Además, nada se sabe respecto de qué va a suceder con aquellos planteles que claramente están lucrando con la educación ¿Se les aumentará la tasa del impuesto de primera categoría a un 20%, para las utilidades que perciban o devenguen durante el año calendario 2012, tal como establece el proyecto? ¿Van a tener los mismos derechos que los otras instituciones de educación, a la hora de impetrar beneficios del Estado? ¿Operarán los mecanismos de control?

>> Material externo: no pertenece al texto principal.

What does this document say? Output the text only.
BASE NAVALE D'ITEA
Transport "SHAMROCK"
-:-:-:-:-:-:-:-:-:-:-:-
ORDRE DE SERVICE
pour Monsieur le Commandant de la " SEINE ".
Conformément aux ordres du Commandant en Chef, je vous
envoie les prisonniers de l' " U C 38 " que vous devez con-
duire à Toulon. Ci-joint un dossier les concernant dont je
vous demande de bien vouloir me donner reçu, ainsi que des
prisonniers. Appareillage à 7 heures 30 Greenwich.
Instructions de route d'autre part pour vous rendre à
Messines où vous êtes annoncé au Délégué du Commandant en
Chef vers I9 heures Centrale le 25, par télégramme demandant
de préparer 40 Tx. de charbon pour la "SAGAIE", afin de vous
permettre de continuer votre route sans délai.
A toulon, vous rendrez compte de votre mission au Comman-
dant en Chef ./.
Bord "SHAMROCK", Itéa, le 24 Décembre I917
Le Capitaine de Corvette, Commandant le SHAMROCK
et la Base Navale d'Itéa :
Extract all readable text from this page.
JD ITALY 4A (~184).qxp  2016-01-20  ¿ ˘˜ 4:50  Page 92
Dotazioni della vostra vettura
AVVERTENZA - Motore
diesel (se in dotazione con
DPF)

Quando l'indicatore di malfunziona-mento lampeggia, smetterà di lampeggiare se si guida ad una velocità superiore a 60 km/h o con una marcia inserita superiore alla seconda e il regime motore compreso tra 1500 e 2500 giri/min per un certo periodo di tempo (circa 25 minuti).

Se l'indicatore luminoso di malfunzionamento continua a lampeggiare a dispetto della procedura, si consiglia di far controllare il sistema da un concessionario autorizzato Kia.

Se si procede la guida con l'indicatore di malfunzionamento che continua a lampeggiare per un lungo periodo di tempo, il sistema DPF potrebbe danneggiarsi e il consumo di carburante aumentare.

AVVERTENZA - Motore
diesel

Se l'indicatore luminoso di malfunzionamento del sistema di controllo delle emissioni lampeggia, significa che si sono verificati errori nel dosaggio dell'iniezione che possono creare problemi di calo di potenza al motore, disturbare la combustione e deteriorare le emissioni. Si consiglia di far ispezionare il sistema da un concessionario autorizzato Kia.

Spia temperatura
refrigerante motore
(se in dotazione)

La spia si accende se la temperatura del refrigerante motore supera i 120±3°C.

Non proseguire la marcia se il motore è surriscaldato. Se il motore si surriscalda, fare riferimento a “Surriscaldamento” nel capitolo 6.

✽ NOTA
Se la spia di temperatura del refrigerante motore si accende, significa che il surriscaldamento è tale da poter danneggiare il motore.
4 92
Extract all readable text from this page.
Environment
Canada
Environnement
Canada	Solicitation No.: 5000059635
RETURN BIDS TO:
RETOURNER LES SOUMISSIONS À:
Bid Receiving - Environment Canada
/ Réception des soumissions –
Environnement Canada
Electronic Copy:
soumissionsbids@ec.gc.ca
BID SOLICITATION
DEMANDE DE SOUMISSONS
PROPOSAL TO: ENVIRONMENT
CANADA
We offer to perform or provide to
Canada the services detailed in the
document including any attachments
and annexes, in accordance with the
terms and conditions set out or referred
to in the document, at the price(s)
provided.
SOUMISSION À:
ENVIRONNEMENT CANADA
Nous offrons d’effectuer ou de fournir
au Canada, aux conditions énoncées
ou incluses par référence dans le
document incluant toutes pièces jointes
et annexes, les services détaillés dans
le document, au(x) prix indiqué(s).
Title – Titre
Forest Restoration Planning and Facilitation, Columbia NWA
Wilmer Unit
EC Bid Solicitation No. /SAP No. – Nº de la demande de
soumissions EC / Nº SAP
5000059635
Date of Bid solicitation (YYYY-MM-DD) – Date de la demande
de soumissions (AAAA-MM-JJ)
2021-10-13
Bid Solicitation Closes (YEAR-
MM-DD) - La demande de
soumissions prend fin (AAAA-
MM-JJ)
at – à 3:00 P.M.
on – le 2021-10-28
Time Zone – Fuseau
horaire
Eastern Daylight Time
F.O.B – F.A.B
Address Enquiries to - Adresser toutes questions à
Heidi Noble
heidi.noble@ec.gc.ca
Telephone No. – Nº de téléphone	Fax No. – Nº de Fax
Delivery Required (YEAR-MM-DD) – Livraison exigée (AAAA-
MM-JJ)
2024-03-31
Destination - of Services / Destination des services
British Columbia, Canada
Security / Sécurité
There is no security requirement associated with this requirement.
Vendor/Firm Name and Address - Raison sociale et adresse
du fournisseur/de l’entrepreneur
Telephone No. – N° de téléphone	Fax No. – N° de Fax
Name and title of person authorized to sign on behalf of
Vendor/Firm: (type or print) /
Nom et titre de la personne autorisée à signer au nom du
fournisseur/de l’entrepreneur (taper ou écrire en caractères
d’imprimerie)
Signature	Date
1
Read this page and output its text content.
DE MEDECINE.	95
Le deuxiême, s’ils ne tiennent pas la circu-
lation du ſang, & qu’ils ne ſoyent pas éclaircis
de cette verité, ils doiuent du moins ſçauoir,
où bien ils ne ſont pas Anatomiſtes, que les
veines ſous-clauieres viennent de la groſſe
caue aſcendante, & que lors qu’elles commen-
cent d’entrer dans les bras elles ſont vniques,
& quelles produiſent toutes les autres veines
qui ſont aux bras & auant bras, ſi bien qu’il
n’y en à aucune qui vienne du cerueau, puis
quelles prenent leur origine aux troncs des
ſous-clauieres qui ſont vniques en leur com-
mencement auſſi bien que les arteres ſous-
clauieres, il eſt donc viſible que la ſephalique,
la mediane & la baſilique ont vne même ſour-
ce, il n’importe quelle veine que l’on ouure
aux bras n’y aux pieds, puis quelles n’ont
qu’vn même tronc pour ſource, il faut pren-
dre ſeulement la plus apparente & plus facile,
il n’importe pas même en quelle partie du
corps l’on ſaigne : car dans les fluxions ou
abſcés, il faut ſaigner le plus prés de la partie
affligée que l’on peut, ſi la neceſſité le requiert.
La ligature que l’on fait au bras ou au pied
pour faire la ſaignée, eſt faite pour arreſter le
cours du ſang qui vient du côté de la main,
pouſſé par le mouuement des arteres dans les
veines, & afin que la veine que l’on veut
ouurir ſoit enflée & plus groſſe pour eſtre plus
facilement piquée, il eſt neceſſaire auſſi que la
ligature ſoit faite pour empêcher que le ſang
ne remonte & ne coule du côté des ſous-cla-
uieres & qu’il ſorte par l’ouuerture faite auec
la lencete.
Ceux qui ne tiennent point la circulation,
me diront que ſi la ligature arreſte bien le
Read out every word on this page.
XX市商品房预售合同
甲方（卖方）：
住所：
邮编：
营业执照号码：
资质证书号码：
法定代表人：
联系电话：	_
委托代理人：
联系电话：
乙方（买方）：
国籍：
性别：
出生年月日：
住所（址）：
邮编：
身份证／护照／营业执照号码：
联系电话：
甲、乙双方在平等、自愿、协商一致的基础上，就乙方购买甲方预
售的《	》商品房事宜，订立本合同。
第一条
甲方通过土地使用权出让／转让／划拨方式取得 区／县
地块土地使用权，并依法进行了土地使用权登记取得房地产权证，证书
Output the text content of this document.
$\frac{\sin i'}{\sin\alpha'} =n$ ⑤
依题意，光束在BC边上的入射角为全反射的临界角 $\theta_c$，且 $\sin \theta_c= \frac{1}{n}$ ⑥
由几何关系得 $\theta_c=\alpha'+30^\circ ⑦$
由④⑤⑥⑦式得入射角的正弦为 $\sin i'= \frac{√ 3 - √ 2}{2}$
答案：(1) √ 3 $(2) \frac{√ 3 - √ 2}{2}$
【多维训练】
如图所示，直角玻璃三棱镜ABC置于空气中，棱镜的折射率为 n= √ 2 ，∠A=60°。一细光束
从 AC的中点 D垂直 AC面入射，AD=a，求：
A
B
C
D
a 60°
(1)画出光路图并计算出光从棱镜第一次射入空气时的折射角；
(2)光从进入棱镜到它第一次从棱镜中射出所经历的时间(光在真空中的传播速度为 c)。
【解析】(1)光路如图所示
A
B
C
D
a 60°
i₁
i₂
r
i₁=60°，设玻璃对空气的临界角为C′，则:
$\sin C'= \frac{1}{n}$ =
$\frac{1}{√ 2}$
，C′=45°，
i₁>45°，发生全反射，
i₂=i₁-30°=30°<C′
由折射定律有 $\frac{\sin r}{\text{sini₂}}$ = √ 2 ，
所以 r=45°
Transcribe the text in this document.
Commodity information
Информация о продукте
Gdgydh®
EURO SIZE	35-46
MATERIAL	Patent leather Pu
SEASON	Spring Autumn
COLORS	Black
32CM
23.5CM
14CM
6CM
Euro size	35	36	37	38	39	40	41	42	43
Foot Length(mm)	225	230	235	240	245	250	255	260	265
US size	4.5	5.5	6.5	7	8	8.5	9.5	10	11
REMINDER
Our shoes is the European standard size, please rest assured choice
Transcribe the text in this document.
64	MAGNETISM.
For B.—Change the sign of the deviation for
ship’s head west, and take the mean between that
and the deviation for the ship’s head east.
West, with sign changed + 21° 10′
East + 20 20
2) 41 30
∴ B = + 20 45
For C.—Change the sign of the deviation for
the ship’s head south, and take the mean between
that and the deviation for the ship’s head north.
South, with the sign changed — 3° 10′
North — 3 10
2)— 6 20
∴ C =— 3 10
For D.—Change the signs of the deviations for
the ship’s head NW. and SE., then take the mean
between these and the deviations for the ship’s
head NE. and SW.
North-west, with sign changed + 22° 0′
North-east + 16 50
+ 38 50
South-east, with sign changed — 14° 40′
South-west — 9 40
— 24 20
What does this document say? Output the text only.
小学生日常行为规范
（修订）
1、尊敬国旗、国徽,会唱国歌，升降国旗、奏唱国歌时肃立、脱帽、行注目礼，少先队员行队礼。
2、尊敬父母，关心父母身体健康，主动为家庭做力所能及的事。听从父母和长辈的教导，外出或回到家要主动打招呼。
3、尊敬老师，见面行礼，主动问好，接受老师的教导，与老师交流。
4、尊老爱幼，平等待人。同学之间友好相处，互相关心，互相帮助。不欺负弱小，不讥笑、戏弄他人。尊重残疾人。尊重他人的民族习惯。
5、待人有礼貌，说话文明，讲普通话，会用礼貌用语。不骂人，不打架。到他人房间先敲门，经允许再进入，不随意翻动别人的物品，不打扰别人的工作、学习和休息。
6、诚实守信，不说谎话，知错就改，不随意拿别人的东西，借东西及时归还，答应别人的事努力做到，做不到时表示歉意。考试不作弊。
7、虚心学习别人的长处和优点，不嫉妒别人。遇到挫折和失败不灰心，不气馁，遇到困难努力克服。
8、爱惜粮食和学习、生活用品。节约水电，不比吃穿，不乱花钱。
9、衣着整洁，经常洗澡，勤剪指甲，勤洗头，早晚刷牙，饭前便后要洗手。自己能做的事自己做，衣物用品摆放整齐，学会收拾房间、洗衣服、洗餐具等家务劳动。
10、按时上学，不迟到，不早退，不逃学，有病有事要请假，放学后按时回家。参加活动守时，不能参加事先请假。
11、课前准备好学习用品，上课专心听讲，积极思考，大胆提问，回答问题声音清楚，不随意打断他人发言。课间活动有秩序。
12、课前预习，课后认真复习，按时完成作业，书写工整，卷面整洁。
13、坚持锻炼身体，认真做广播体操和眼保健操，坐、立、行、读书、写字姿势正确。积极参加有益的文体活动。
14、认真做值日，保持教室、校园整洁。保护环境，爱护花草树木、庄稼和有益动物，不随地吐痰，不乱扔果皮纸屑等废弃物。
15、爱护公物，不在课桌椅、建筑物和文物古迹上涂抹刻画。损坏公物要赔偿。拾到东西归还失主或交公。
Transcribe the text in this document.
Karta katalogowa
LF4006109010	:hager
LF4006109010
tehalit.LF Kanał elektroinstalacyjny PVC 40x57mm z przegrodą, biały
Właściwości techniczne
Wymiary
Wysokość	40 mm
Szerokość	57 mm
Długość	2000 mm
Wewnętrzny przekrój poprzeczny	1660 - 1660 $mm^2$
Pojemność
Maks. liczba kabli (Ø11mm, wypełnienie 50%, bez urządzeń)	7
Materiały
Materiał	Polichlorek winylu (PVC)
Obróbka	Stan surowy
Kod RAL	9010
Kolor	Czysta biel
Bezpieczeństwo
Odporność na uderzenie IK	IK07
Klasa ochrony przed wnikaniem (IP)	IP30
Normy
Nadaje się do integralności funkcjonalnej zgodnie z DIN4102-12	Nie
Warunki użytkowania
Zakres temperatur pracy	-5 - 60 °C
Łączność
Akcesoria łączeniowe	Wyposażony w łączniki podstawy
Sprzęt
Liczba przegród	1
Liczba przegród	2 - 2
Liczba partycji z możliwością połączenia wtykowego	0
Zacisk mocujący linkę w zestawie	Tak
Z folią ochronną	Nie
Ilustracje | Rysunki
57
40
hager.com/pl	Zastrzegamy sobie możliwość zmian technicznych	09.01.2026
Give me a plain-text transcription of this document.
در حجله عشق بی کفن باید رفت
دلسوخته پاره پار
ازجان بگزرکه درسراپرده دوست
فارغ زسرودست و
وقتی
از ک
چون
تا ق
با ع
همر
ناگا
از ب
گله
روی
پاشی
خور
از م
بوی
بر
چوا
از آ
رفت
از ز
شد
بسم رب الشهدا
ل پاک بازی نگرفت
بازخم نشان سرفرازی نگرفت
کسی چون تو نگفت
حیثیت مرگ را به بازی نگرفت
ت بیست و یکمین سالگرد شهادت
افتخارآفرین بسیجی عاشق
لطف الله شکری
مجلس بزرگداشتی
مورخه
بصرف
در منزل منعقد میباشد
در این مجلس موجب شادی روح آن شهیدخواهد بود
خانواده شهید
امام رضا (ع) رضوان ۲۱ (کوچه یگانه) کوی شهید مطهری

Esta obstinada reforma tributaria nos mantiene en un mar de dudas, de allí que resulta particularmente pertinente poner el énfasis en aquellos criterios fundamentales para distribuir los recursos que se recauden.
Si realmente aspiramos a eliminar las desigualdades socioeconómicas y, al mismo tiempo, favorecer la calidad en la formación académica, debemos tener presente que no todas las universidades del sistema de educación superior chileno pueden demostrar logros vinculados con la movilidad social, la calidad de su docencia, el impacto nacional e internacional de sus investigaciones y compromiso con el desarrollo de la cultura.
En el ámbito de la educación superior, al menos se debe tener presente que las universidades del Estado cumplen una función de movilidad social imprescindible en un país con altos niveles de inequidad en la distribución de la riqueza. Este no es un dato menor si se considera que tal función es realizada por instituciones a las que suelen ingresar, en su mayoría, estudiantes talentosos provenientes de los tres primeros quintiles de la población.
Si realmente aspiramos a eliminar las desigualdades socioeconómicas y, al mismo tiempo, favorecer la calidad en la formación académica, debemos tener presente que no todas las universidades del sistema de educación superior chileno pueden demostrar logros vinculados con la movilidad social, la calidad de su docencia, el impacto nacional e internacional de sus investigaciones y compromiso con el desarrollo de la cultura.
Históricamente, las universidades del Estado han posibilitado la movilidad social en un marco de excelencia y calidad con estas características y ello las diferencia, de modo decisivo, de otros planteles que reducen el quehacer universitario sólo a mera docencia.
El desarrollo de nuestro país, en su sentido más profundo, requiere de universidades que cuenten con los recursos necesarios para seguir realizando una tarea que va más allá de la simple instrucción. Es por esta razón que al momento de analizar los criterios de asignación y distribución de financiamiento, habrá que tener presente la función de movilidad social de las universidades del Estado, junto con su contribución a la formación de profesionales y ciudadanos, al desarrollo de la ciencia, la tecnología, las humanidades, la cultura y las artes.
No da lo mismo diferenciar necesidades y establecer prioridades de apoyo económico dentro de un sistema de educación superior en el que sólo algunos planteles pueden demostrar una condición auténticamente universitaria. Está claro, entonces, que a la hora de asignar y distribuir los recursos destinados al desarrollo de las instituciones de educación superior, se deberían considerar, al menos, factores como la inclusión social, el nivel socioeconómico de sus estudiantes y la excelencia académica.